Today the U.S. Supreme Court in Nautilus, Inc. v. Biosig Instruments, Inc. changed the standard for definiteness required to fulfill the statutory requirement that patent claims particularly point out and distinctly claim the subject matter that the applicant regards as the invention. In Nautilus, the U.S. Supreme Court unanimously rejected the “insolubly ambiguous” standard previously set out by the Federal Circuit:

It cannot be sufficient that a court can ascribe some meaning to a patent’s claims; the definiteness inquiry trains on the understanding of a skilled artisan at the time of the patent application, not that of a court viewing matters post hoc.
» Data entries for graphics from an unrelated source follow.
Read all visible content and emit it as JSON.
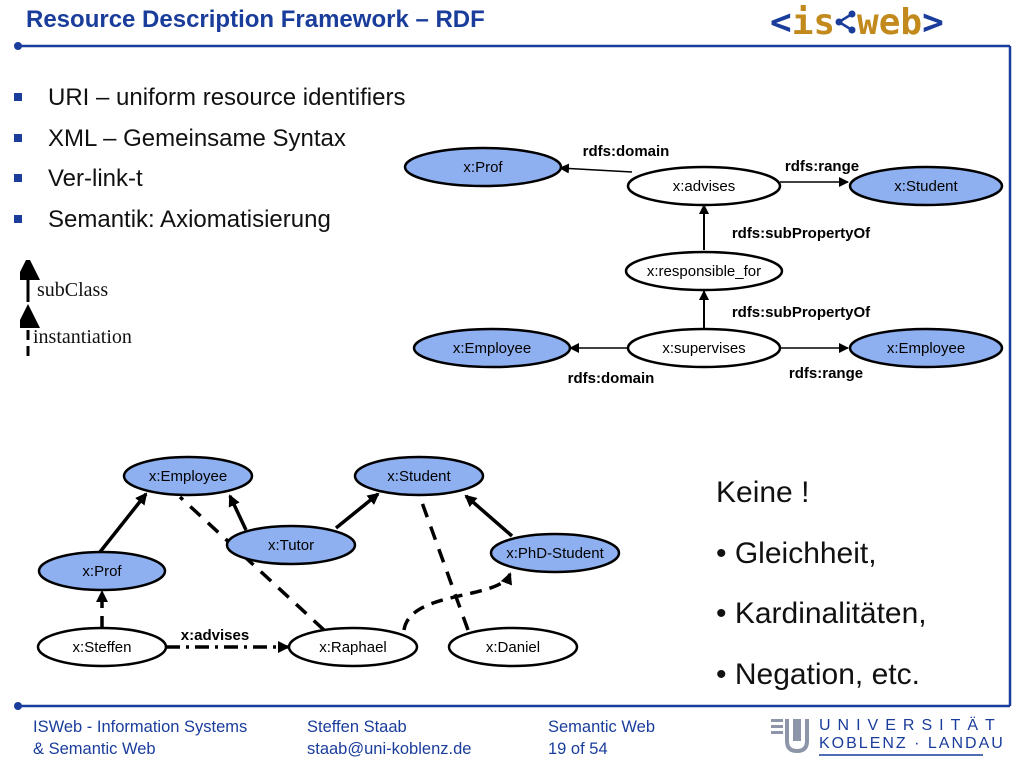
{
  "header": {
    "title": "Resource Description Framework – RDF",
    "logo": {
      "open": "<",
      "is": "is",
      "web": "web",
      "close": ">"
    }
  },
  "bullets": [
    "URI – uniform resource identifiers",
    "XML – Gemeinsame Syntax",
    "Ver-link-t",
    "Semantik: Axiomatisierung"
  ],
  "legend": {
    "subclass": "subClass",
    "instantiation": "instantiation"
  },
  "schema_diagram": {
    "nodes": {
      "prof": "x:Prof",
      "advises": "x:advises",
      "student": "x:Student",
      "responsible_for": "x:responsible_for",
      "employee_left": "x:Employee",
      "supervises": "x:supervises",
      "employee_right": "x:Employee"
    },
    "labels": {
      "domain_top": "rdfs:domain",
      "range_top": "rdfs:range",
      "subprop_1": "rdfs:subPropertyOf",
      "subprop_2": "rdfs:subPropertyOf",
      "domain_bottom": "rdfs:domain",
      "range_bottom": "rdfs:range"
    }
  },
  "instance_diagram": {
    "nodes": {
      "employee": "x:Employee",
      "student": "x:Student",
      "tutor": "x:Tutor",
      "phd": "x:PhD-Student",
      "prof": "x:Prof",
      "steffen": "x:Steffen",
      "raphael": "x:Raphael",
      "daniel": "x:Daniel"
    },
    "labels": {
      "advises": "x:advises"
    }
  },
  "keine": [
    "Keine !",
    "• Gleichheit,",
    "• Kardinalitäten,",
    "• Negation, etc."
  ],
  "footer": {
    "col1": [
      "ISWeb - Information Systems",
      "& Semantic Web"
    ],
    "col2": [
      "Steffen Staab",
      "staab@uni-koblenz.de"
    ],
    "col3": [
      "Semantic Web",
      "19 of 54"
    ],
    "university": {
      "line1": "UNIVERSITÄT",
      "line2": "KOBLENZ · LANDAU"
    }
  },
  "colors": {
    "accent": "#1a3d9c",
    "node_fill": "#8fb0f0",
    "logo_gold": "#c28a1c"
  }
}
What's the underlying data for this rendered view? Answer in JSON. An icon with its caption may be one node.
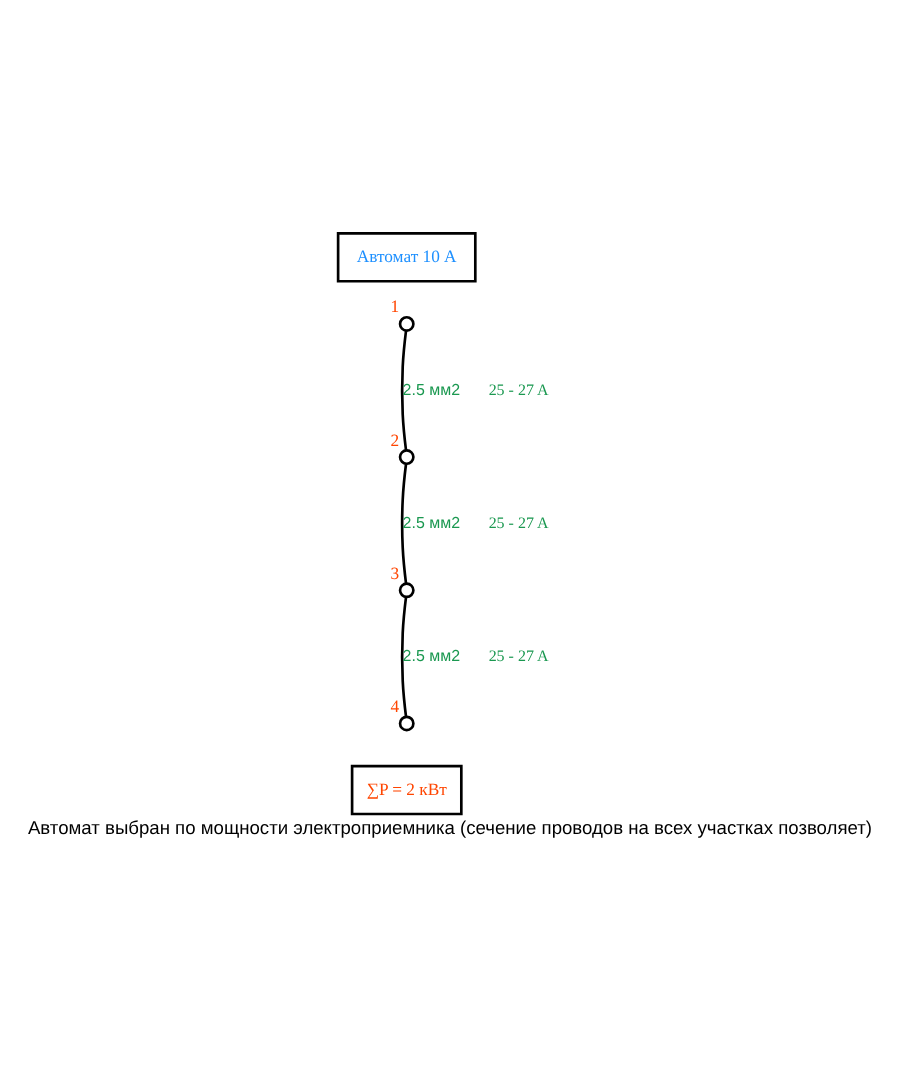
{
  "diagram": {
    "caption": "Автомат выбран по мощности электроприемника (сечение проводов на всех участках позволяет)",
    "nodes": [
      {
        "text": [
          "Автомат 10 А"
        ]
      },
      {
        "text": [],
        "shape": "circle",
        "beside": [
          "1"
        ]
      },
      {
        "text": [],
        "shape": "circle",
        "beside": [
          "2"
        ]
      },
      {
        "text": [],
        "shape": "circle",
        "beside": [
          "3"
        ]
      },
      {
        "text": [],
        "shape": "circle",
        "beside": [
          "4"
        ]
      },
      {
        "text": [
          "∑P = 2 кВт"
        ]
      }
    ],
    "edges": [
      {
        "from": 1,
        "to": 2,
        "arrow": "none",
        "label": "2.5 мм2"
      },
      {
        "from": 2,
        "to": 3,
        "arrow": "none",
        "label": "2.5 мм2"
      },
      {
        "from": 3,
        "to": 4,
        "arrow": "none",
        "label": "2.5 мм2"
      }
    ],
    "labels": [
      "25 - 27 A",
      "25 - 27 A",
      "25 - 27 A"
    ]
  }
}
To tolerate imprecision just short of that rendering a claim “insolubly ambiguous” would diminish the definiteness requirement’s public-notice function and foster the innovation-discouraging “zone of uncertainty,” against which this Court has warned.
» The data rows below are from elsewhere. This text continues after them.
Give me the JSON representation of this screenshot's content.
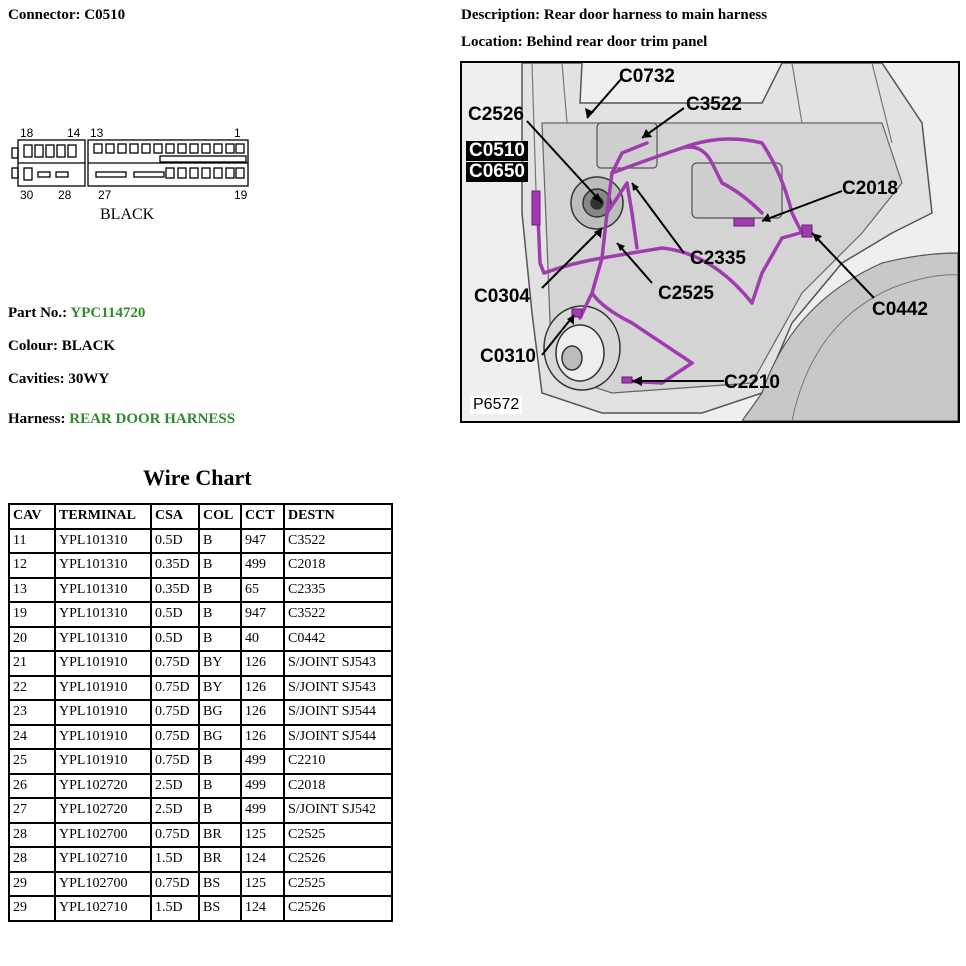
{
  "connector": {
    "label": "Connector:",
    "value": "C0510"
  },
  "description": {
    "label": "Description:",
    "value": "Rear door harness to main harness"
  },
  "location": {
    "label": "Location:",
    "value": "Behind rear door trim panel"
  },
  "connector_face": {
    "pin_labels": {
      "top_left": "18",
      "top_mid_left": "14",
      "top_mid": "13",
      "top_right": "1",
      "bottom_left": "30",
      "bottom_mid_left": "28",
      "bottom_mid": "27",
      "bottom_right": "19"
    },
    "colour_label": "BLACK"
  },
  "part_no": {
    "label": "Part No.:",
    "value": "YPC114720"
  },
  "colour": {
    "label": "Colour:",
    "value": "BLACK"
  },
  "cavities": {
    "label": "Cavities:",
    "value": "30WY"
  },
  "harness": {
    "label": "Harness:",
    "value": "REAR DOOR HARNESS"
  },
  "figure": {
    "ref": "P6572",
    "callouts": {
      "c0732": "C0732",
      "c2526": "C2526",
      "c3522": "C3522",
      "c0510": "C0510",
      "c0650": "C0650",
      "c2018": "C2018",
      "c2335": "C2335",
      "c0304": "C0304",
      "c2525": "C2525",
      "c0442": "C0442",
      "c0310": "C0310",
      "c2210": "C2210"
    },
    "colors": {
      "harness": "#a03cb0",
      "background": "#efefef"
    }
  },
  "wire_chart": {
    "title": "Wire Chart",
    "headers": [
      "CAV",
      "TERMINAL",
      "CSA",
      "COL",
      "CCT",
      "DESTN"
    ],
    "rows": [
      [
        "11",
        "YPL101310",
        "0.5D",
        "B",
        "947",
        "C3522"
      ],
      [
        "12",
        "YPL101310",
        "0.35D",
        "B",
        "499",
        "C2018"
      ],
      [
        "13",
        "YPL101310",
        "0.35D",
        "B",
        "65",
        "C2335"
      ],
      [
        "19",
        "YPL101310",
        "0.5D",
        "B",
        "947",
        "C3522"
      ],
      [
        "20",
        "YPL101310",
        "0.5D",
        "B",
        "40",
        "C0442"
      ],
      [
        "21",
        "YPL101910",
        "0.75D",
        "BY",
        "126",
        "S/JOINT SJ543"
      ],
      [
        "22",
        "YPL101910",
        "0.75D",
        "BY",
        "126",
        "S/JOINT SJ543"
      ],
      [
        "23",
        "YPL101910",
        "0.75D",
        "BG",
        "126",
        "S/JOINT SJ544"
      ],
      [
        "24",
        "YPL101910",
        "0.75D",
        "BG",
        "126",
        "S/JOINT SJ544"
      ],
      [
        "25",
        "YPL101910",
        "0.75D",
        "B",
        "499",
        "C2210"
      ],
      [
        "26",
        "YPL102720",
        "2.5D",
        "B",
        "499",
        "C2018"
      ],
      [
        "27",
        "YPL102720",
        "2.5D",
        "B",
        "499",
        "S/JOINT SJ542"
      ],
      [
        "28",
        "YPL102700",
        "0.75D",
        "BR",
        "125",
        "C2525"
      ],
      [
        "28",
        "YPL102710",
        "1.5D",
        "BR",
        "124",
        "C2526"
      ],
      [
        "29",
        "YPL102700",
        "0.75D",
        "BS",
        "125",
        "C2525"
      ],
      [
        "29",
        "YPL102710",
        "1.5D",
        "BS",
        "124",
        "C2526"
      ]
    ]
  }
}
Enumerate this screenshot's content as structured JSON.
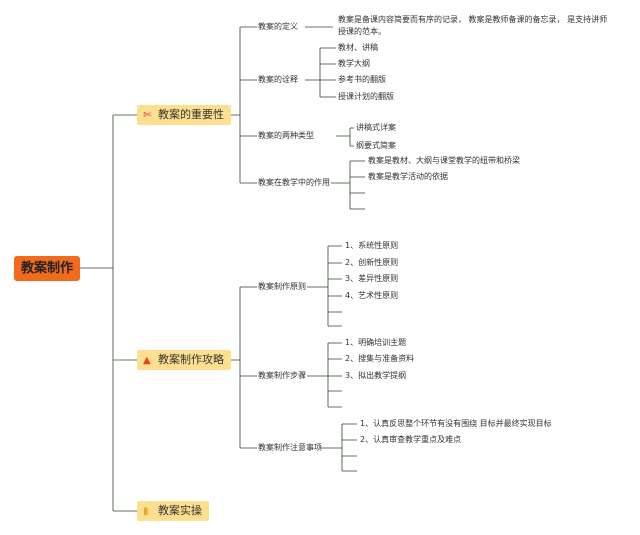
{
  "root": {
    "label": "教案制作",
    "color": "#f26b1d"
  },
  "branches": [
    {
      "label": "教案的重要性",
      "icon": "tools-icon",
      "children": [
        {
          "label": "教案的定义",
          "items": [
            "教案是备课内容简要而有序的记录， 教案是教师备课的备忘录， 是支持讲师授课的范本。"
          ]
        },
        {
          "label": "教案的诠释",
          "items": [
            "教材、讲稿",
            "教学大纲",
            "参考书的翻版",
            "授课计划的翻版"
          ]
        },
        {
          "label": "教案的两种类型",
          "items": [
            "讲稿式详案",
            "纲要式简案"
          ]
        },
        {
          "label": "教案在教学中的作用",
          "items": [
            "教案是教材、大纲与课堂教学的纽带和桥梁",
            "教案是教学活动的依据",
            "",
            ""
          ]
        }
      ]
    },
    {
      "label": "教案制作攻略",
      "icon": "fire-icon",
      "children": [
        {
          "label": "教案制作原则",
          "items": [
            "1、系统性原则",
            "2、创新性原则",
            "3、差异性原则",
            "4、艺术性原则",
            "",
            ""
          ]
        },
        {
          "label": "教案制作步骤",
          "items": [
            "1、明确培训主题",
            "2、搜集与准备资料",
            "3、拟出教学提纲",
            "",
            ""
          ]
        },
        {
          "label": "教案制作注意事项",
          "items": [
            "1、认真反思整个环节有没有围绕 目标并最终实现目标",
            "2、认真审查教学重点及难点",
            "",
            ""
          ]
        }
      ]
    },
    {
      "label": "教案实操",
      "icon": "book-icon",
      "children": []
    }
  ]
}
No. 13-369, slip op. at 12 (June 2, 2014) (Citation omitted).

Instead, the Supreme Court announced a new, tougher standard for indefiniteness that requires “reasonable certainty,” holding that “a patent is invalid for indefiniteness if its claims, read in light of the specification delineating the patent, and the prosecution history, fail to inform, with reasonable certainty, those skilled in the art about the scope of the invention.” Id. at 1.

The Court explained that “a patent must be precise enough to afford clear notice of what is claimed, thereby apprising the public of what is still open to them.” Id. at 10 (Citations and quotations omitted). The Court viewed its holding as achieving the correct balance between opposing considerations, stating that “[t]he definiteness requirement, so understood, mandates clarity, while recognizing that absolute precision is unattainable.” Id. at 11.

This is yet another instance of the Supreme Court reversing the Federal Circuit and tightening standards to make patents harder to get and rendering more patents invalid.